The advanced node enables filtering the prompt for multi-pass workflows.
This node reads LoRA expressions from the scheduled prompt and constructs a graph of LoraLoader
s and CreateHookLora
s as necessary to provide the necessary LoRA scheduling. Just use it in place of a LoRALoader
and use the output normally.
The Advanced node gives you access to the generated hooks. If you have apply_hooks
set to true, you do not need to apply the HOOKS
output to a CLIP model separately; it's provided in case you want to use it elsewhere. The advanced node also enables filtering the prompt for multi-pass workflows.

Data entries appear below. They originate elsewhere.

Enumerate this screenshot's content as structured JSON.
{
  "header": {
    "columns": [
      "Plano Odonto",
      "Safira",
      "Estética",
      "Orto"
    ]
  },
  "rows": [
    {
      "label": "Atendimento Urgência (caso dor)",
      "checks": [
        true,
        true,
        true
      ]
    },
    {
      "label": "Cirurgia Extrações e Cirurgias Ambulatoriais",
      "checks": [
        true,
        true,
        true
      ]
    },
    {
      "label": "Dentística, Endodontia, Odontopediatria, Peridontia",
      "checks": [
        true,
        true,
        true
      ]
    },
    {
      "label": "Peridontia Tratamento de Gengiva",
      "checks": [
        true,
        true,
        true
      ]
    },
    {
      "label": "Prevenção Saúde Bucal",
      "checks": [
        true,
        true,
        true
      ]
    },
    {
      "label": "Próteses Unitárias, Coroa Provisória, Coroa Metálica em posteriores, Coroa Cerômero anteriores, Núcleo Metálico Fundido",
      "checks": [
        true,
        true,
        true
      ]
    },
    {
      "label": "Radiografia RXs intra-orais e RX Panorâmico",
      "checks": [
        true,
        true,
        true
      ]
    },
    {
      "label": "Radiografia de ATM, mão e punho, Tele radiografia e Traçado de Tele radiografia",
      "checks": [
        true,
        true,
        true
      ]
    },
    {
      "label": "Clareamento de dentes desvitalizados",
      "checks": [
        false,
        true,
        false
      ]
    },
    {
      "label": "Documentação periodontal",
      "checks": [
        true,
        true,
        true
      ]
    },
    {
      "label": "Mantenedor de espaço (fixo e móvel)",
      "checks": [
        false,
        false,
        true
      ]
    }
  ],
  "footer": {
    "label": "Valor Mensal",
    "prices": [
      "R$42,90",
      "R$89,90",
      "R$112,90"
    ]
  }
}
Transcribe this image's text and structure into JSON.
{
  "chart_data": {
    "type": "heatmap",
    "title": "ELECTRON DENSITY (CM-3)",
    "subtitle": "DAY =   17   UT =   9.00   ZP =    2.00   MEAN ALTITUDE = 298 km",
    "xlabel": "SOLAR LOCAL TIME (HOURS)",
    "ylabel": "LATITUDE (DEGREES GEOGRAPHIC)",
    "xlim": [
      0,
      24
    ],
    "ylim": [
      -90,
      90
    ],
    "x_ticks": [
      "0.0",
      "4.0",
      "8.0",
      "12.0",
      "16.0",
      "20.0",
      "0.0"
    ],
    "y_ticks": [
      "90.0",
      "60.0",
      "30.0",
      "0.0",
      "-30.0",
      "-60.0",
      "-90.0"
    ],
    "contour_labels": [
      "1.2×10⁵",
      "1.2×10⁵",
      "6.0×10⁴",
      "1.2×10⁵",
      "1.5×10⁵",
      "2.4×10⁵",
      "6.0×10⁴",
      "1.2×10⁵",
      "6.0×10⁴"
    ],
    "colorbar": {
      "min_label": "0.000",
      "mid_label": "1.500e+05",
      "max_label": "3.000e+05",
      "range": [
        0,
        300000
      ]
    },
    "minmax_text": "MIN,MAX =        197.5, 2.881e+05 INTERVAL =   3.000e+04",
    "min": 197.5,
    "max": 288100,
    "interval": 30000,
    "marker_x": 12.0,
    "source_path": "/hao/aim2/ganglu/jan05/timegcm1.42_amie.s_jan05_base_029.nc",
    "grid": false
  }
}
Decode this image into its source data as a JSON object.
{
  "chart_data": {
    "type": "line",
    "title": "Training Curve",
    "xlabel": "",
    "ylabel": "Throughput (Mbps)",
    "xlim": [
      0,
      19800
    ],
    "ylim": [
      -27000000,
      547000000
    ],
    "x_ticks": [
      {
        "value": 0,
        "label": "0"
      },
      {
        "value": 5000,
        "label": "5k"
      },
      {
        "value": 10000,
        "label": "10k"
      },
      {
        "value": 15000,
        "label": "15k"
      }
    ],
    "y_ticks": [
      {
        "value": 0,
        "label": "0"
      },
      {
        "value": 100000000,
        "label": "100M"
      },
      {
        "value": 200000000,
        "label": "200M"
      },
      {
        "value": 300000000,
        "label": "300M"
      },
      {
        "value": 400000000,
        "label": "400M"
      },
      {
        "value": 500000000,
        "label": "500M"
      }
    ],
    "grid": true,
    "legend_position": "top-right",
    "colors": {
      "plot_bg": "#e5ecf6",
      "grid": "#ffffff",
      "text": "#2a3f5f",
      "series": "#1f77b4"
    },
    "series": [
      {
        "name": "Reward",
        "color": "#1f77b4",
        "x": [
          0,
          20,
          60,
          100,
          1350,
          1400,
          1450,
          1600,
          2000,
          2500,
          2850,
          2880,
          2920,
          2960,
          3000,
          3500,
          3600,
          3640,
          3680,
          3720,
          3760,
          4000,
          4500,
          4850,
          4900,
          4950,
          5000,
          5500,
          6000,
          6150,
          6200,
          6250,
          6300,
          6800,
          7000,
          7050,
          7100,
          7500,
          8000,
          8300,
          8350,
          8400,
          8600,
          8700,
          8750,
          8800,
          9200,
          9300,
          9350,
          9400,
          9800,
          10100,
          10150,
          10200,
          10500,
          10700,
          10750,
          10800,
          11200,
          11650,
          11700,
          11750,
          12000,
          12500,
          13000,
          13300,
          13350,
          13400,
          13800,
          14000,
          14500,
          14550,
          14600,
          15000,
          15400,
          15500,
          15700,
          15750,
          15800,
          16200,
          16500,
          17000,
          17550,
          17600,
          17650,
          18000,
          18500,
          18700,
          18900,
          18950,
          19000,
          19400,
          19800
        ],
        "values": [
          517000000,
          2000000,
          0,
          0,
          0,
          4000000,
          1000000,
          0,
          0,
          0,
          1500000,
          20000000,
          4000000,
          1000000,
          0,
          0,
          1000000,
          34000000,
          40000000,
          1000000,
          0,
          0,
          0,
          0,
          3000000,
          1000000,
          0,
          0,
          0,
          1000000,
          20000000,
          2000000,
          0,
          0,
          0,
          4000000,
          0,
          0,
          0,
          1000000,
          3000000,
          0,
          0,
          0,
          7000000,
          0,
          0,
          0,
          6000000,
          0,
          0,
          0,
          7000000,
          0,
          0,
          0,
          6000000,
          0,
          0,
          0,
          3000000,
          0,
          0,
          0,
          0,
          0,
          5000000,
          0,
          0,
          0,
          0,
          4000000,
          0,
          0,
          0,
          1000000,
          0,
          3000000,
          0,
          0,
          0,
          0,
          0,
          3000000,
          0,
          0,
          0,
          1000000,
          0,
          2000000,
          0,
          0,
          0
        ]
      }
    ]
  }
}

Encodes a single prompt with advanced (non-scheduling) syntax enabled. This is what actually does most of the work under the hood.
Note: PCTextEncode
does not ignore <lora:...:1>
and will treat it as part of the prompt. To use a combined prompt for LoRAs and your input, use PCLazyTextEncode
and PCLazyLoraLoader
This node attaches masks to a CLIP
model so that they can be referred to when using the IMASK
custom mask function of PCTextEncode
.
This node configures PCTextEncode
default values for some functions by attaching the information to a CLIP
model.
-
ComfyUI's caching mechanism has an issue that makes it unnecessarily invalidate caches for certain inputs; you'll still get some benefit from the lazy nodes, but changing inputs that shouldn't affect downstream nodes (especially if using filtering) will still cause them to be recomputed because ComfyUI doesn't realize the inputs haven't changed.
-
Cutoff does not work with models that use non-CLIP text encoders, like Flux. This might be fixable, but it's uncertain if cutoff even makes sense for those models.